Tu ne porteras point atteinte au droit de l’étranger et de l’orphelin, et tu ne prendras point en gage le vêtement de la veuve.
18 Maar gij zult gedenken, dat gij een knecht in Egypte geweest zijt, en de HEERE, uw God, heeft u van daar verlost; daarom gebiede ik u deze zaak te doen.
Tu te souviendras que tu as été esclave en Égypte, et que l’Éternel, ton Dieu, t’a racheté; c’est pourquoi je te donne ces commandements à mettre en pratique.
19 Wanneer gij uw oogst op uw akker afgeoogst, en een garf op den akker vergeten zult hebben, zo zult gij niet wederkeren, om die op te nemen; voor den vreemdeling, voor den wees en voor de weduwe zal zij zijn; opdat u de HEERE, uw God, zegene, in al het werk uwer handen.
Quand tu moissonneras ton champ, et que tu auras oublié une gerbe dans le champ, tu ne retourneras point la prendre: elle sera pour l’étranger, pour l’orphelin et pour la veuve, afin que l’Éternel, ton Dieu, te bénisse dans tout le travail de tes mains.
20 Wanneer gij uw olijfboom zult geschud hebben, zo zult gij de takken achter u niet nauw doorzoeken; voor den vreemdeling, voor den wees en voor de weduwe zal het zijn.
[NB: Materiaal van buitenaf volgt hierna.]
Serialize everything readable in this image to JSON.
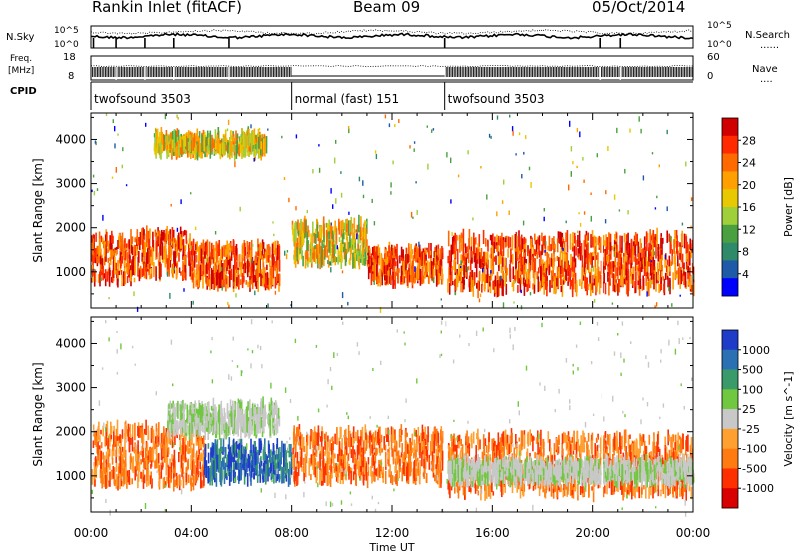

Quand tu secoueras tes oliviers, tu ne cueilleras point ensuite les fruits restés aux branches: ils seront pour l’étranger, pour l’orphelin et pour la veuve.
21 Wanneer gij uw wijngaard zult afgelezen hebben, zo zult gij de druiven achter u niet nalezen; voor den vreemdeling, voor den wees en voor de weduwe zal het zijn.
Quand tu vendangeras ta vigne, tu ne cueilleras point ensuite les grappes qui y seront restées: elles seront pour l’étranger, pour l’orphelin et pour la veuve.
22 En gij zult gedenken, dat gij een knecht in Egypteland geweest zijt; daarom gebiede ik u deze zaak te doen.
Tu te souviendras que tu as été esclave dans le pays d’Égypte; c’est pourquoi je te donne ces commandements à mettre en pratique.